Na sobotniej konferencji prasowej w Sejmie Kaczyński nawiązał do zapowiedzi Tuska z expose o tym, że duchowni powinni uczestniczyć w powszechnym systemie ubezpieczeń społecznych; premier nie wykluczył w tej sprawie zmian w konkordacie.
"Premier zapowiedział w istocie wypowiedzenie konkordatu. Renegocjacje oznaczają tak naprawdę wypowiedzenie. Przygotowuje się do zadania Kościołowi potężnego ciosu. Można powiedzieć, że to nie jest zaskakujące. Donald Tusk jest ukrytym politykiem skrajnej lewicy" - oświadczył Kaczyński.
Tuska to "przedstawiciel formacji bardzo zdecydowanie lewicowej"
"Dlaczego mówię skrajnie lewicowej? Bo SLD takich rzeczy nie robiło, a SLD to lewica i to dość radykalna" - tłumaczył.
Nawiązał też do początków Kongresu Liberalno-Demokratycznego, w którym działał Tusk. Kaczyński podkreślił, że "elementy programowe" tej formacji były skierowane przeciwko Kościołowi. "Z drugiej strony była pełna osłona czerwonej, komunistycznej nomenklatury, która się wtedy uwłaszczała" - dodał. "Dzisiaj ten program, co prawda zza przesłony, bardzo zręcznie, ale jest realizowany" - ocenił szef PiS.
Kaczyński źle ocenił też podwyższenie wieku emerytalnego m.in. "ciężko pracujących fizycznie" kobiet. "To nie jest już wiek do ciężkiej pracy fizycznej, w przypadkach indywidualnych to jest bardzo różnie (...) ale w wielu wypadkach takie osoby są już do takiej pracy niezdolne" - mówił.
Dodał ponadto, że kobiety w tym wieku często wychowują wnuki, dzięki czemu rodzice tych dzieci mogą pracować. Kaczyński ocenił też, że podwyższenie wieku emerytalnego będzie miało zły wpływ na sytuację rynku pracy młodych ludzi.
W expose zabrakło ustosunkowania się Tuska do własnych rządów
Ponadto - jak mówił - "uczciwie by było to wszystko zapowiedzieć przed wyborami".
"Tylko nie wiem, kto by dzisiaj był premierem" - oświadczył Kaczyński. "Społeczeństwo zostało po prostu cokolwiek zmanipulowanie" - dodał.
Kaczyński zarzucił ponadto Tuskowi kłamstwo w kwestii pakietu energetyczno-klimatycznego.

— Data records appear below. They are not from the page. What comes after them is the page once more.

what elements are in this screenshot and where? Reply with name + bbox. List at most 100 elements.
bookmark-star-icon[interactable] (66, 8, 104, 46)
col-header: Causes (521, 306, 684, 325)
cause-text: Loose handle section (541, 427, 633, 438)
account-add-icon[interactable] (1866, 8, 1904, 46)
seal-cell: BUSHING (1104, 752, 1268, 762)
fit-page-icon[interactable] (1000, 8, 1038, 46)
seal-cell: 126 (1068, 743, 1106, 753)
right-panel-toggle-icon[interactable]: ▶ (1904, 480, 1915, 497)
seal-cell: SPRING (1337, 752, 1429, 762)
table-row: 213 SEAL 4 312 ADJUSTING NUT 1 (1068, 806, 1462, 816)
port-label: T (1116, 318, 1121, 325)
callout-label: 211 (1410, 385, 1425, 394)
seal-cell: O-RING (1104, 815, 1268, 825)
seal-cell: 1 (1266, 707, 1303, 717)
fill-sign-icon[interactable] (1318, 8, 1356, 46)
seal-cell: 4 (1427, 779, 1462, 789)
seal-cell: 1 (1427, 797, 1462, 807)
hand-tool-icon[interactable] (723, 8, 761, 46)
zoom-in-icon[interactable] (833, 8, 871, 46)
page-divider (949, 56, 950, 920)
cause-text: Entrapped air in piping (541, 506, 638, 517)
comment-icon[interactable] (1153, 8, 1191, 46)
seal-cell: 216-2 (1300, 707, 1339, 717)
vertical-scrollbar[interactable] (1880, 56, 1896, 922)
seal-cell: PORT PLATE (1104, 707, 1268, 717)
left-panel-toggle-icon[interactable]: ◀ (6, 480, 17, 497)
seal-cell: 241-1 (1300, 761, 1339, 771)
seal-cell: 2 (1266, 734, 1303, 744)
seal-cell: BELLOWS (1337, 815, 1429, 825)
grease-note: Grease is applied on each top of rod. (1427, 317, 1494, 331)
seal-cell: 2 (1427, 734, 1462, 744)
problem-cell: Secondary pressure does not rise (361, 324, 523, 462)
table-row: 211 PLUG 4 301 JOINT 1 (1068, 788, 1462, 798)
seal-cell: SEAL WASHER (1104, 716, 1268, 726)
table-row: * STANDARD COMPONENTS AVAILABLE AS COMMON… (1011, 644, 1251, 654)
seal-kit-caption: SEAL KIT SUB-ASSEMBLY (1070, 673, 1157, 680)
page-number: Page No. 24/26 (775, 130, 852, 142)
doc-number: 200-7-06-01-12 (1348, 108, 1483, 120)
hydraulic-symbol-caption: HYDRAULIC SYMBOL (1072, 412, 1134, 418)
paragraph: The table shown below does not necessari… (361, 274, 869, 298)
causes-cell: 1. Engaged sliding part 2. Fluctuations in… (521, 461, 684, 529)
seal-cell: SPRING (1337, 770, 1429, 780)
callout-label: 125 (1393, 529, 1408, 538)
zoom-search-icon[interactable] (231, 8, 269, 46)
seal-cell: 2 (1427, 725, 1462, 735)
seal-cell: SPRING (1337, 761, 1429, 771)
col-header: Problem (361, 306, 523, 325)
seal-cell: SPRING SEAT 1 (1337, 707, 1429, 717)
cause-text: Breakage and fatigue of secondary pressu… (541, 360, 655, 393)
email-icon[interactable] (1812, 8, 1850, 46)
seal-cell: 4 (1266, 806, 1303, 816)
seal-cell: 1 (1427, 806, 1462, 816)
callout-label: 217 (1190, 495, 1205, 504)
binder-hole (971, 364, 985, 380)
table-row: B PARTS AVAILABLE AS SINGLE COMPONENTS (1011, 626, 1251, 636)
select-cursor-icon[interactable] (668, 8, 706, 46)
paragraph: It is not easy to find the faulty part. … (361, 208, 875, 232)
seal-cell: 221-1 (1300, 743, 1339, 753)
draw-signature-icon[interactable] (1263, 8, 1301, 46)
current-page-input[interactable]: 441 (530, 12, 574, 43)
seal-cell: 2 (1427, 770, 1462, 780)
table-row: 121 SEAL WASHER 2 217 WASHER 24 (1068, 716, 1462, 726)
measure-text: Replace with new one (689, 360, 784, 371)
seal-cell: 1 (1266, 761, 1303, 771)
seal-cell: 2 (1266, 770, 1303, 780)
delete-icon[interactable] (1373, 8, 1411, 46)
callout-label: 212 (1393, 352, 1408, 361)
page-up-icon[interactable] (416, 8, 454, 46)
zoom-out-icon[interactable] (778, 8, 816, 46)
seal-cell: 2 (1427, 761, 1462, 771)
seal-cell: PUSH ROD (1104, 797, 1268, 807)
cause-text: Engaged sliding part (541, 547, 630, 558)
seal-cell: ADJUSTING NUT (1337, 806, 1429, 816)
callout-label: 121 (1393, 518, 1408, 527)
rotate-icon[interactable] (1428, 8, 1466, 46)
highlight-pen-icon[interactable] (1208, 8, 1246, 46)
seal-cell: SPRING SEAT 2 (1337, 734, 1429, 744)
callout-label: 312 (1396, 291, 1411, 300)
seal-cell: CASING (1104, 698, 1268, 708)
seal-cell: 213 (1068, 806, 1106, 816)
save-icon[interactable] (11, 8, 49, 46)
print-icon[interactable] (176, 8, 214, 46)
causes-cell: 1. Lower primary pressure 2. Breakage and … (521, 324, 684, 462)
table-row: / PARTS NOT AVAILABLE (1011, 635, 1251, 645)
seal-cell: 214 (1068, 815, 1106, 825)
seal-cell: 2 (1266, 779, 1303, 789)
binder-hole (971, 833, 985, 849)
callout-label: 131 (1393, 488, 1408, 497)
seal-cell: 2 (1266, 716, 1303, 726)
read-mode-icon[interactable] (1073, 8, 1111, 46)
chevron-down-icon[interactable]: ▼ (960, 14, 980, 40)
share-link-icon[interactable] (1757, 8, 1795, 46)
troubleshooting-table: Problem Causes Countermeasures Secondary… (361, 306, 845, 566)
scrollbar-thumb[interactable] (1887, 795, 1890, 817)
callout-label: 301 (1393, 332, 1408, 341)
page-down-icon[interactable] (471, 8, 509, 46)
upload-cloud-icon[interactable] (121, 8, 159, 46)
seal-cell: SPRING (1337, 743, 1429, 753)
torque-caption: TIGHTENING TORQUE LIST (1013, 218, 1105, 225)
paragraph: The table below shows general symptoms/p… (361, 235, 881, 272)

Premier mówił w sobotę, że kierowane pod adresem jego rządu zarzuty zaakceptowania niekorzystnych dla Polski zapisów pakietu energetyczno-klimatycznego są nieprawdziwe. "Poprzedni prezydent Lech Kaczyński podjął te zobowiązania na Radzie Europejskiej. Jak sam powiedział publicznie, ale i w rozmowie ze mną, stało się to na prośbę kanclerz Angeli Merkel i uzyskał w ten sposób pewne zobowiązania dotyczące innych zapisów ustrojowych UE" - stwierdził.
Jak powiedział Kaczyński, premier kłamie, ponieważ była jeszcze możliwość zawetowania pakietu i to Tusk go nie zawetował.